In Archicad 26, Graphisoft has updated its surface catalogue with new surface content to visualise designs better with two other renderers, Cinerender and Redshift.

BIMx, Graphisoft’s highly popular model sharing technology, available on iOS and Android and desktop viewer, gets ‘levelled-up’, bringing the feature sets of each platform to the same standard.

Cloud

Graphisoft’s BIMcloud capability, available as a service, has been enhanced to support greater capacity (+100K files), with no file size limit per project. File version history has also been improved.

Everest technology, added in Archicad 22, provided a new data pipeline technology allowing architects and structural engineers to seamlessly work together, passing data on demand between Archicad and Nemetschek’s structural analysis tools. Customers who used the technology, reported seeing 30% time savings when working with structural analytical workflows.

Now Everest technology has been updated to allow multi-segmented analytical elements, such as beams or columns, to be more precisely represented in the analytical model. These can be exported to SAF – the Structural Analysis Format files. SAF files are also smoother and faster to produce. There is also a new capability to automatically ‘live load’ models for structural engineers.

Sustainability isn’t just a hot topic; it’s become a legal and essential building design constraint. Archicad 26 includes accurate building lifecycle analysis and sustainability tools, derived from a new library of material data, to produce valuable design insight reports.

MEP

This is a multi-year project as Graphisoft and DDScad continue the integration process. It’s going to be a phased approach, ending in tight integration. The first task was to establish the same look and feel, then fine tune their IFC exchange. This release sees Graphisoft connect DDScad to BIMx and BIMcloud. Over time the products will be become seamlessly integrated. There is also a huge amount of work to build in local MEP standards from around the world.

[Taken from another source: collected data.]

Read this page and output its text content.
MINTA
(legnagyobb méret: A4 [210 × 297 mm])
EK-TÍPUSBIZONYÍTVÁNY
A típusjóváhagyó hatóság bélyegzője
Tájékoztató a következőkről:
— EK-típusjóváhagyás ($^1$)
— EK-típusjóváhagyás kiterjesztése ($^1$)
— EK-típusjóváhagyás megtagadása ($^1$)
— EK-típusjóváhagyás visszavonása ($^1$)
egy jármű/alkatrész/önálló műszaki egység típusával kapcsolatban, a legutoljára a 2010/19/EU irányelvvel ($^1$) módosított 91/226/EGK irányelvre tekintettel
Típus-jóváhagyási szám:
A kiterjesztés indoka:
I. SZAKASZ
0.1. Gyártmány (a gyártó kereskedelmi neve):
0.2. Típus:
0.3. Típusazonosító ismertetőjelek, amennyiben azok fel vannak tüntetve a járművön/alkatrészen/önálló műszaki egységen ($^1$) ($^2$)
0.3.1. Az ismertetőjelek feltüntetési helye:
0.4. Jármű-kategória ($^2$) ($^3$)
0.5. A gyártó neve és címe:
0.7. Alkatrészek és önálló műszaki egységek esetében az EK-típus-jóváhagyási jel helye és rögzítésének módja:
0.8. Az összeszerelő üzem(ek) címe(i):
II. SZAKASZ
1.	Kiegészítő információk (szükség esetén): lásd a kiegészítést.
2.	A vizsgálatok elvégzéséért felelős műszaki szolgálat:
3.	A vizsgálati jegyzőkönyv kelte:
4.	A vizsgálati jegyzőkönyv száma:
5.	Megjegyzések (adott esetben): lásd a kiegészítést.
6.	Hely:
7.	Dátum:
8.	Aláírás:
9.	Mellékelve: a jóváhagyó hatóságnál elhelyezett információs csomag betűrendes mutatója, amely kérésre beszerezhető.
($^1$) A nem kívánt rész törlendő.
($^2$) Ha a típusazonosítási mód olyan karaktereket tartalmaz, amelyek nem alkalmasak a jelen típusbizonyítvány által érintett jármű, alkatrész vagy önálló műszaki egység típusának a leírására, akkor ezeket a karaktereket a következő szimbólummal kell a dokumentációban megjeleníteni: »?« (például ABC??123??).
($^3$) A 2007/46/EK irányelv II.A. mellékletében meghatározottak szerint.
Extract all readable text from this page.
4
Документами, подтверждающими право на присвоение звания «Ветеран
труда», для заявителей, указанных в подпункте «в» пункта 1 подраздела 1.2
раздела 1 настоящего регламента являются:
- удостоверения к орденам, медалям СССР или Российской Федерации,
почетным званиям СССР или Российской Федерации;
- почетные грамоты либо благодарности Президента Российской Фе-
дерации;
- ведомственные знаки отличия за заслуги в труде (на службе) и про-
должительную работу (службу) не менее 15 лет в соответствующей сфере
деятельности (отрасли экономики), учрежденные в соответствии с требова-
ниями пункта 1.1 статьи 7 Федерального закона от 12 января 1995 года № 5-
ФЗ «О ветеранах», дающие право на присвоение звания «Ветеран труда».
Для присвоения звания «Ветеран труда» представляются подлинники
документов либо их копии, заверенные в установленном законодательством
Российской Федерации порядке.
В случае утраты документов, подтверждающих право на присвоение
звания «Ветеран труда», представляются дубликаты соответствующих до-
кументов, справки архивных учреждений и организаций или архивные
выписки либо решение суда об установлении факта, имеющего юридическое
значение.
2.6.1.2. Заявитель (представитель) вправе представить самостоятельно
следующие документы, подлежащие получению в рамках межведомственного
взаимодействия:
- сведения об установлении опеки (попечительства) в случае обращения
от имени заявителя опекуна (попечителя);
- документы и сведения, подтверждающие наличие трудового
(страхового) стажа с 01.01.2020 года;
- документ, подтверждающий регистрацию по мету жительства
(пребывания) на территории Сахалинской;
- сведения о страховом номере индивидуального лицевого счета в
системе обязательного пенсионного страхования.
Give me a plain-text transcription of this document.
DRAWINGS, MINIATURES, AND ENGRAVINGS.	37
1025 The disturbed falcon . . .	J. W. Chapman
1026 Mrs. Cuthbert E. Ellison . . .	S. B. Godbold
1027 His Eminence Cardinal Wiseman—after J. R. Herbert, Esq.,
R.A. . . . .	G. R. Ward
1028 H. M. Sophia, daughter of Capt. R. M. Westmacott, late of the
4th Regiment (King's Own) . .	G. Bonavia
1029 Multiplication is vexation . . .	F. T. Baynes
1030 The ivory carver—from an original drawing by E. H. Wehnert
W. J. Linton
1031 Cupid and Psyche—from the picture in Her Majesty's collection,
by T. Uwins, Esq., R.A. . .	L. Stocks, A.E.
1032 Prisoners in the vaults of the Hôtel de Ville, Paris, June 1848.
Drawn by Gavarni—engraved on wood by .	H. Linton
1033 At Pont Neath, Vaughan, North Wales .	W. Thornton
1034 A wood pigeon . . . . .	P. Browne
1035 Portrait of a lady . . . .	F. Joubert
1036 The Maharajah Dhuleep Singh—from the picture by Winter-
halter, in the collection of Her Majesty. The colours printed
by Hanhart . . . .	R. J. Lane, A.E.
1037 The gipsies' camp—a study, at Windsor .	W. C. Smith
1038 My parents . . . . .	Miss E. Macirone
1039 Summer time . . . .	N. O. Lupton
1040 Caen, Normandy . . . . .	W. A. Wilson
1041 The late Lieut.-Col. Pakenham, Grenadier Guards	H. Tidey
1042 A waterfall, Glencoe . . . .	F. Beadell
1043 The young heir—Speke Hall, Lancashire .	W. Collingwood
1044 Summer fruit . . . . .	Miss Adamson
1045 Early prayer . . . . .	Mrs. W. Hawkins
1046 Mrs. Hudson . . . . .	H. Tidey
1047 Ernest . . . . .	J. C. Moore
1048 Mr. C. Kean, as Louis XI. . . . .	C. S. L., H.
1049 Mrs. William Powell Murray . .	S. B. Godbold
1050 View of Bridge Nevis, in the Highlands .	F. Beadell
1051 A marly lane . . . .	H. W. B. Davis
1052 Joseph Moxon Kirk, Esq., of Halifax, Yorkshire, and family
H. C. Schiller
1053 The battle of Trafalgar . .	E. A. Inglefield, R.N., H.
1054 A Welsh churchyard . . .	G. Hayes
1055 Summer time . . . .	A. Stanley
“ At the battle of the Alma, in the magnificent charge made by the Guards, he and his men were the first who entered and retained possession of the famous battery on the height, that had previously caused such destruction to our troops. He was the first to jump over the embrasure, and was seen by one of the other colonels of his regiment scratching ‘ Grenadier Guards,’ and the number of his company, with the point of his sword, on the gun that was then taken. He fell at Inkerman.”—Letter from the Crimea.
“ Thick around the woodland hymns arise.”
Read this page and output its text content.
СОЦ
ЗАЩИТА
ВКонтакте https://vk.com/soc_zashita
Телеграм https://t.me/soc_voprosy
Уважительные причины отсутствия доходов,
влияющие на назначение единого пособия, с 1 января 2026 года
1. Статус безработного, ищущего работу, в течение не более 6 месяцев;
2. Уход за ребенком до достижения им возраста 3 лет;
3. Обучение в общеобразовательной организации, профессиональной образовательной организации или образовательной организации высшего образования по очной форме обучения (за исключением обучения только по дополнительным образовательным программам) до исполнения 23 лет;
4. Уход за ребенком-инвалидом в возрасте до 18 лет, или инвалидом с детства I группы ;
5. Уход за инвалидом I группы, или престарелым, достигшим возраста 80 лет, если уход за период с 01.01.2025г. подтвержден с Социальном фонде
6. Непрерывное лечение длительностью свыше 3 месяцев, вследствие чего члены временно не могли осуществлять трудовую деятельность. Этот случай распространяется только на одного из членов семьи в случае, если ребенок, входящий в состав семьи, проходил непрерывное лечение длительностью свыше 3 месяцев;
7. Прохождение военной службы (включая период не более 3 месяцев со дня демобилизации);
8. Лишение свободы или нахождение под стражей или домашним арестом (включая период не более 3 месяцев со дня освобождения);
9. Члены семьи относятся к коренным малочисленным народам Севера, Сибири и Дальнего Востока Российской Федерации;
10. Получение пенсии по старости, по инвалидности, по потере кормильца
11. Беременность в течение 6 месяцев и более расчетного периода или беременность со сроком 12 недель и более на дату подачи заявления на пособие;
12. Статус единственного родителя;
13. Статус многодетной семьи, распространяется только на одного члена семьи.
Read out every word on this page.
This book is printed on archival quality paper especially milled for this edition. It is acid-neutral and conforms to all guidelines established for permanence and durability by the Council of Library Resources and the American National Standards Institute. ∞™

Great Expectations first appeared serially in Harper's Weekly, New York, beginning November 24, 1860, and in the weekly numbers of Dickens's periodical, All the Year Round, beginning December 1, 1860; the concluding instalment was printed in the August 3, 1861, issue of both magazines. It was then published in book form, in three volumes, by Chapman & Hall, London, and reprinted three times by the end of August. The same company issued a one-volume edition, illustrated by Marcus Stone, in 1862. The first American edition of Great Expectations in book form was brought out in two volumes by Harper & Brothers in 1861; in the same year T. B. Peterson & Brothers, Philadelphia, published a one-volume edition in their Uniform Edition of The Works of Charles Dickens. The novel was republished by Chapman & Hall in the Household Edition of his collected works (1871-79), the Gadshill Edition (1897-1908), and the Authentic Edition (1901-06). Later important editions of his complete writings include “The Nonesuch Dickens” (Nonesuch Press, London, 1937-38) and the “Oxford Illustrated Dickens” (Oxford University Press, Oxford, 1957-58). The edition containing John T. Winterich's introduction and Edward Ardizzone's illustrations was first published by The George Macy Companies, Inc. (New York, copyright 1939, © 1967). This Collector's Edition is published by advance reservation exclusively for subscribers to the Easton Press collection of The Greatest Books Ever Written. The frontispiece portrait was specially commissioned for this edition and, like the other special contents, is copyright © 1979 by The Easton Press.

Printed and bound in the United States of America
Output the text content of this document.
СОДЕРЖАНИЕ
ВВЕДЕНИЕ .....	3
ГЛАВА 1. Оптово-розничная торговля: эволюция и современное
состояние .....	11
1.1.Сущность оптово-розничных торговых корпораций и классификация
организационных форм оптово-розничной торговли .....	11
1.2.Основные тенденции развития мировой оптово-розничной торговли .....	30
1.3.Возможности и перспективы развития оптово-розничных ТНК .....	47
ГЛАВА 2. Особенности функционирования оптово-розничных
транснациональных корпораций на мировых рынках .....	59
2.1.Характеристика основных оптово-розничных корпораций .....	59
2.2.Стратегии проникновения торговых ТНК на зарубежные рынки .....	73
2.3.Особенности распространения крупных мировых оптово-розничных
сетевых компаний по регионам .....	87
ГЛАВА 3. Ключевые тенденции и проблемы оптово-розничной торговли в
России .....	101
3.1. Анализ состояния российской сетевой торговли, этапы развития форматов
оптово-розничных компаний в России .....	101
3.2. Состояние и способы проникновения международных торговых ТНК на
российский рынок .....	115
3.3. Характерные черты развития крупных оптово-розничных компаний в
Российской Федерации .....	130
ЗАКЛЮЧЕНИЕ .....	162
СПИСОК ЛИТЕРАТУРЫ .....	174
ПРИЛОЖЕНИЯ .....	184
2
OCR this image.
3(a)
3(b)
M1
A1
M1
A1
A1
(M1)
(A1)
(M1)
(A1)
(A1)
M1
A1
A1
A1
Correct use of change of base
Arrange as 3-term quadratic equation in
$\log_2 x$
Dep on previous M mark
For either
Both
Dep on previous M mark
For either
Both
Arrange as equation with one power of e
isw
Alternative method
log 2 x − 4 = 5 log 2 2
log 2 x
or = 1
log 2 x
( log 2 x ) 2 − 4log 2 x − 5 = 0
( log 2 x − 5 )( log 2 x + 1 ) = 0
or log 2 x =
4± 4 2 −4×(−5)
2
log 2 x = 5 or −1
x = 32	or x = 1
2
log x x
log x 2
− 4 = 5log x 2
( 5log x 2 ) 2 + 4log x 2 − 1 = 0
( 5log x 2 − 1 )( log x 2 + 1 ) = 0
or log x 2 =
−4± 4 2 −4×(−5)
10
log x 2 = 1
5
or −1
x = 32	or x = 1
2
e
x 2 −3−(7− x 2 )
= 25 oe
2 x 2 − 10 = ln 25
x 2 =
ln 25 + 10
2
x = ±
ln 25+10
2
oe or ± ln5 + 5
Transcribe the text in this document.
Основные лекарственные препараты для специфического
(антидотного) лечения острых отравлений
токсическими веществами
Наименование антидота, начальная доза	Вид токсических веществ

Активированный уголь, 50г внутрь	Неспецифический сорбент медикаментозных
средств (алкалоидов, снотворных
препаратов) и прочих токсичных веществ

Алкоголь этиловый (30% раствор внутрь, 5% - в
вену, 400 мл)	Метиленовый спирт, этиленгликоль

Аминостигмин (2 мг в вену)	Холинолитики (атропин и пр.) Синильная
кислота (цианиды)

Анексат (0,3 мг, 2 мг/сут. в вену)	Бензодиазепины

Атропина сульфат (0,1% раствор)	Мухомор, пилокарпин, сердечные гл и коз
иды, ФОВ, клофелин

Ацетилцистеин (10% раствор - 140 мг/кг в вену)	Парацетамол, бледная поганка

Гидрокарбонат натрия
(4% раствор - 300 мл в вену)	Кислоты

Again, a process that will take a while to do.

Conclusion

There has been a trend in recent years of Archicad development of addressing existing functionality in the most used features – design, collaboration, visualisation and documentation. Version 26 continues in the same vein, addressing customer requests across all of its capabilities. However, the fundamental change is to think of Archicad as a platform technology for services and vertical applications.

The addition of a completely new MEP development team, with an established mature product is really going to be a major leap forward in capability. The question will be how much of this capability is included in the core Archicad, and how much will need to be purchased separately? It seems that DDScad’s features are not going to be poured into Archicad and given away for free, but will be sold as maybe a flavour or Archicad. It’s still too early to tell and Graphisoft is both integrating and reaching out to MEP users to help it figure out its go to market strategy.